The door opened but it was not the postman, it was Eve. Horatio looked up in surprise, for a second door led to the staircase without the occupants of the house having to enter the shop. “I popped in to see if Miss Tippett was downstairs,” she explained. “I wanted to ask her if she could spare me a cake occasionally to send to Joe.”
“And who is Joe, if it is not presumptuous to ask?”
“Joe?” Eve’s voice could not have been more indifferent. “He’s the boy who used to work in our office.”
“Times change, Miss Eve, times change. I venture to think not for the better. My sisters would never have allowed themselves to be seen in a public place with a complete stranger.”
“Joe isn’t a stranger, Mr.
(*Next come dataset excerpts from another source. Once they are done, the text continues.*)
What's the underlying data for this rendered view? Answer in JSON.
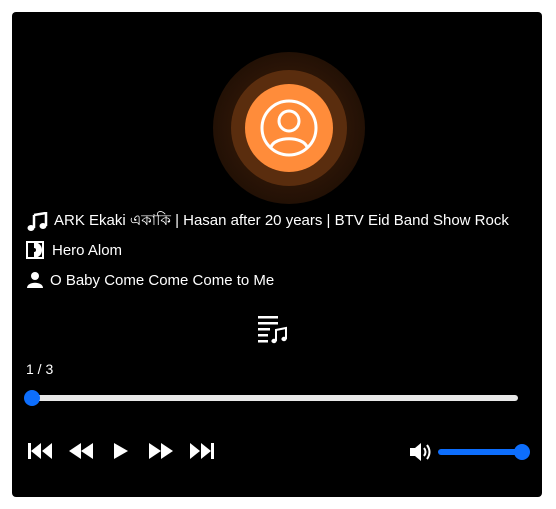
{
  "track": {
    "title": "ARK Ekaki একাকি | Hasan after 20 years | BTV Eid Band Show Rock",
    "album": "Hero Alom",
    "artist": "O Baby Come Come Come to Me"
  },
  "playlist": {
    "position_label": "1 / 3"
  },
  "progress": {
    "fraction": 0.0
  },
  "volume": {
    "fraction": 1.0
  },
  "colors": {
    "accent": "#0d6efd",
    "cover": "#ff8c3a",
    "background": "#000000"
  },
  "icons": {
    "cover": "user-circle-icon",
    "title": "music-note-icon",
    "album": "record-icon",
    "artist": "person-icon",
    "playlist": "playlist-icon",
    "prev": "skip-back-icon",
    "rewind": "rewind-icon",
    "play": "play-icon",
    "forward": "fast-forward-icon",
    "next": "skip-forward-icon",
    "volume": "volume-icon"
  }
}
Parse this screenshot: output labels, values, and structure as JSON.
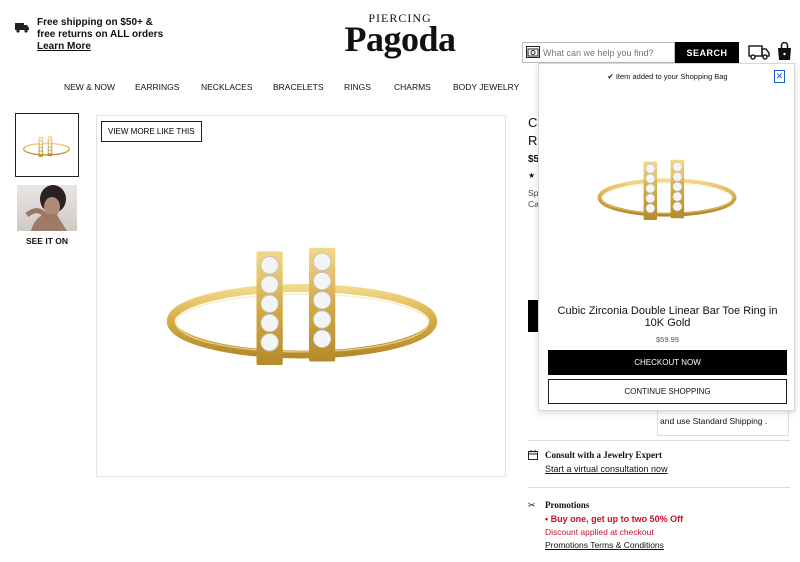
{
  "header": {
    "shipping_line1": "Free shipping on $50+ &",
    "shipping_line2": "free returns on ALL orders",
    "learn_more": "Learn More",
    "logo_small": "PIERCING",
    "logo_big": "Pagoda",
    "search_placeholder": "What can we help you find?",
    "search_button": "SEARCH"
  },
  "nav": {
    "items": [
      "NEW & NOW",
      "EARRINGS",
      "NECKLACES",
      "BRACELETS",
      "RINGS",
      "CHARMS",
      "BODY JEWELRY"
    ]
  },
  "gallery": {
    "see_it_on": "SEE IT ON",
    "view_more": "VIEW MORE LIKE THIS"
  },
  "behind_popup": {
    "title_c": "C",
    "title_r": "R",
    "price_frag": "$5",
    "frag1": "Sp",
    "frag2": "Ca",
    "standard_shipping": "and use Standard Shipping .",
    "consult_title": "Consult with a Jewelry Expert",
    "consult_link": "Start a virtual consultation now",
    "promo_title": "Promotions",
    "promo_offer": "Buy one, get up to two 50% Off",
    "promo_discount": "Discount applied at checkout",
    "promo_terms": "Promotions Terms & Conditions"
  },
  "popup": {
    "message": "Item added to your Shopping Bag",
    "product_name": "Cubic Zirconia Double Linear Bar Toe Ring in 10K Gold",
    "price": "$59.99",
    "checkout": "CHECKOUT NOW",
    "continue": "CONTINUE SHOPPING"
  },
  "colors": {
    "gold": "#d9b451",
    "promo_red": "#c8102e",
    "black": "#000000"
  },
  "icons": [
    "truck-icon",
    "camera-icon",
    "shopping-bag-icon",
    "checkmark-icon",
    "close-icon",
    "calendar-icon",
    "scissors-icon"
  ]
}
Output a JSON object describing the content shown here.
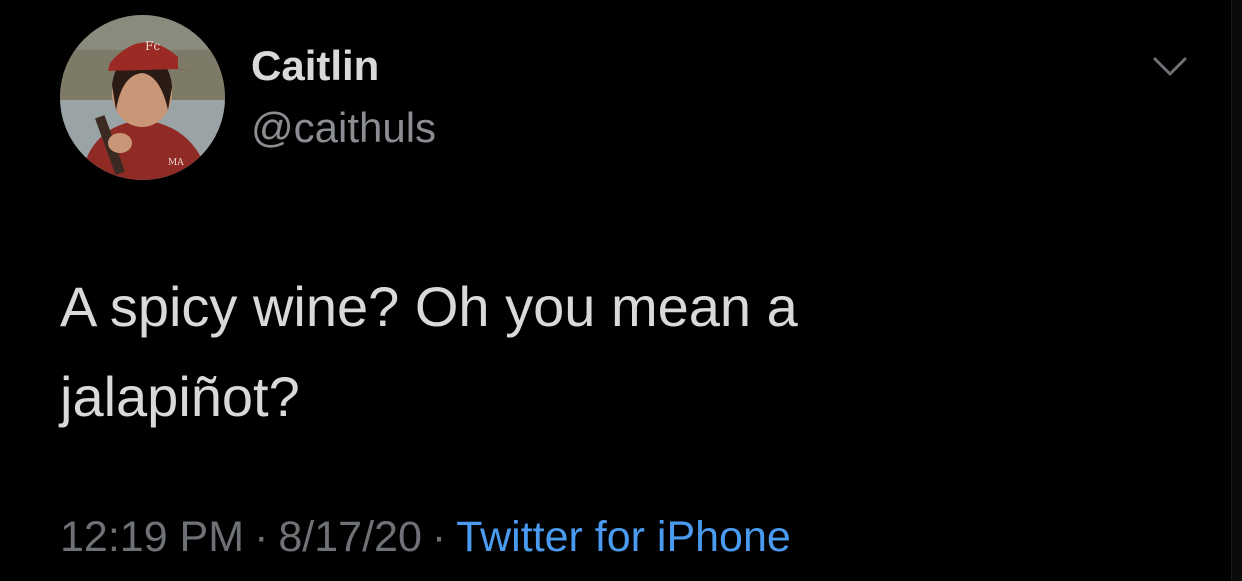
{
  "user": {
    "display_name": "Caitlin",
    "handle": "@caithuls"
  },
  "tweet": {
    "text_line1": "A spicy wine? Oh you mean a",
    "text_line2": "jalapiñot?",
    "time": "12:19 PM",
    "date": "8/17/20",
    "separator": "·",
    "source": "Twitter for iPhone"
  },
  "icons": {
    "avatar": "profile-photo",
    "menu": "chevron-down-icon"
  },
  "colors": {
    "background": "#000000",
    "primary_text": "#d9d9d9",
    "secondary_text": "#8a8d91",
    "link": "#4a9bf0"
  }
}
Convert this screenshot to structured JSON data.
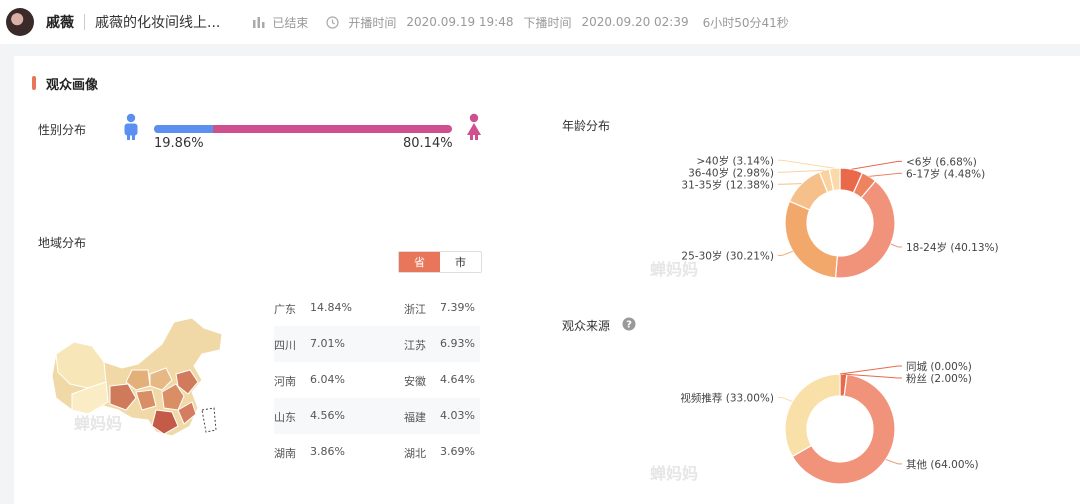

Rashleigh,” Eve laughed. “We worked together at the same table for over a year.” Old people were tiresome, they made everything so complicated; how could you make them understand casual office meetings and partings? Don’t worry, she wanted to say, looking down at Horatio’s white, thin hair. Joe isn’t my boy friend, he doesn’t care for anything except food and football. So direct a statement would shock the old fellow profoundly, and he looked so sad. “Did you have a very bad time last night?”
“I tried to conquer the torture of it all by making envelopes to save buying them, but who could work in such a fiendish din? At last there came a glorious silence, and I fairly sank into my armchair in which I rarely sit because I love my art too much, and Miss Tippett came in with a nice, hot cup of tea.”
“Oh, that was where Selina was! I missed her from the shelter.”